Here's something new -- at least, I've never seen this bit put forward here on the Downs. Here's a quote from FotR:
Quote:
`Elbereth Gilthoniel!' sighed Legolas as he looked up. Even as he did so, a dark shape, like a cloud and yet not a cloud, for it moved far more swiftly, came out of the blackness in the South, and sped towards the Company, blotting out all light as it approached. Soon it appeared as a great winged creature, blacker than the pits in the night. Fierce voices rose up to greet it from across the water. Frodo felt a sudden chill running through him and clutching at his heart; there was a deadly cold, like the memory of an old wound, in his shoulder. He crouched down, as if to hide.

Suddenly the great bow of Lórien sang. Shrill went the arrow from the elven-string. Frodo looked up. Almost above him the winged shape swerved. There was a harsh croaking scream, as it fell out of the air, vanishing down into the gloom of the eastern shore. The sky was clean again. There was a tumult of many voices far away, cursing and wailing in the darkness, and then silence. Neither shaft nor cry came again from the east that night.

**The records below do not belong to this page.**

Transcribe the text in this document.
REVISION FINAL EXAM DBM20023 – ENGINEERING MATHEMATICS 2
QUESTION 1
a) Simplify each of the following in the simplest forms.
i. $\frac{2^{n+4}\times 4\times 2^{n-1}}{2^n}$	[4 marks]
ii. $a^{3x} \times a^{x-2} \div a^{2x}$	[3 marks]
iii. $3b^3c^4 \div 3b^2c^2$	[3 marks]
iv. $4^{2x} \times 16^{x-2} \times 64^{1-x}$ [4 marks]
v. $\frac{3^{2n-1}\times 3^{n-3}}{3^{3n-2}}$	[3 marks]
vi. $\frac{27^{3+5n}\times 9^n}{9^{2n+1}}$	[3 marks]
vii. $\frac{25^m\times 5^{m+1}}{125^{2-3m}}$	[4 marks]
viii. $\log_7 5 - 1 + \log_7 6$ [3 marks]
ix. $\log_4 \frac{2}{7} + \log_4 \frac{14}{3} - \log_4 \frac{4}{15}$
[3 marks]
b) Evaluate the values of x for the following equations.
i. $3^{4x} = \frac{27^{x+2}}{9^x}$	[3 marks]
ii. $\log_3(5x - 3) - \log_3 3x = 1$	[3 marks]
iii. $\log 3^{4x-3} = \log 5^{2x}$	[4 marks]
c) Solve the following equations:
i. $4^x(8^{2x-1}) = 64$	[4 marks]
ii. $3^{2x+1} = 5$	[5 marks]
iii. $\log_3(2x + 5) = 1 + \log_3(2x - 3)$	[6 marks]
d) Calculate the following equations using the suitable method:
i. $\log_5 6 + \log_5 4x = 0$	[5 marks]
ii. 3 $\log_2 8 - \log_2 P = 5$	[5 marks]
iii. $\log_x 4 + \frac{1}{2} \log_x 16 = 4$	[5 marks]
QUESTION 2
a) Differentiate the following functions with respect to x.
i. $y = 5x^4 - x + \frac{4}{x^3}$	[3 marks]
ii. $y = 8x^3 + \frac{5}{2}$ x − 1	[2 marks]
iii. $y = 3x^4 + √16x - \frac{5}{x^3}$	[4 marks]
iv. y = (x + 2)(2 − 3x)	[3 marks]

After a while Aragorn led the boats back upstream. They felt their way along the water's edge for some distance, until they found a small shallow bay. A few low trees grew there close to the water, and behind them rose a steep rocky bank. Here the Company decided to stay and await the dawn: it was useless to attempt to move further by night. They made no camp and lit no fire, but lay huddled in the boats, moored close together.

'Praised be the bow of Galadriel, and the hand and eye of Legolas!' said Gimli, as he munched a wafer of lembas. 'That was a mighty shot in the dark, my friend!'

'But who can say what it hit?' said Legolas.

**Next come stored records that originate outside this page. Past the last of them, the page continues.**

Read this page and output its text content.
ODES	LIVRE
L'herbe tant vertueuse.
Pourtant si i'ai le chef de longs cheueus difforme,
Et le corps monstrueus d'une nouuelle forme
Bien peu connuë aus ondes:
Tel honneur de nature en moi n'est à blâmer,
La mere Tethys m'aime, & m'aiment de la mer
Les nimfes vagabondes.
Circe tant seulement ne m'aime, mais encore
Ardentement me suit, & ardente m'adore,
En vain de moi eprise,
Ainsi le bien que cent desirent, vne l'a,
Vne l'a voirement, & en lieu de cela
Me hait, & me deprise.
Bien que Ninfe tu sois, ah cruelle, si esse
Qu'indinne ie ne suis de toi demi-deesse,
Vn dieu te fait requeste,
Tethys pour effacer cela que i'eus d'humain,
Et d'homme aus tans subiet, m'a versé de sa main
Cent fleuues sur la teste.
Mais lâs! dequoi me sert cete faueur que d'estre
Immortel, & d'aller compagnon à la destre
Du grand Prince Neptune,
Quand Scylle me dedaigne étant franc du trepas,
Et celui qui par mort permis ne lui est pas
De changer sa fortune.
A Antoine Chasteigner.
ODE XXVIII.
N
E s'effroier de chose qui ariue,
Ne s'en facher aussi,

'I cannot,' said Gimli. `But I am glad that the shadow came no nearer. I liked it not at all. Too much it reminded me of the shadow in Moria – the shadow of the Balrog,' he ended in a whisper.

'It was not a Balrog,' said Frodo, still shivering with the chill that had come upon him. 'It was something colder. I think it was –' Then he paused and fell silent.
Okay, the point should be obvious -- why should Gimli say the Nazgűl's winged steed reminded him of the Balrog if the Balrog had no wings? Frodo's confirmation that it was, indeed, not a Balrog lends creedance to the idea that it might have been a (flying) Balrog.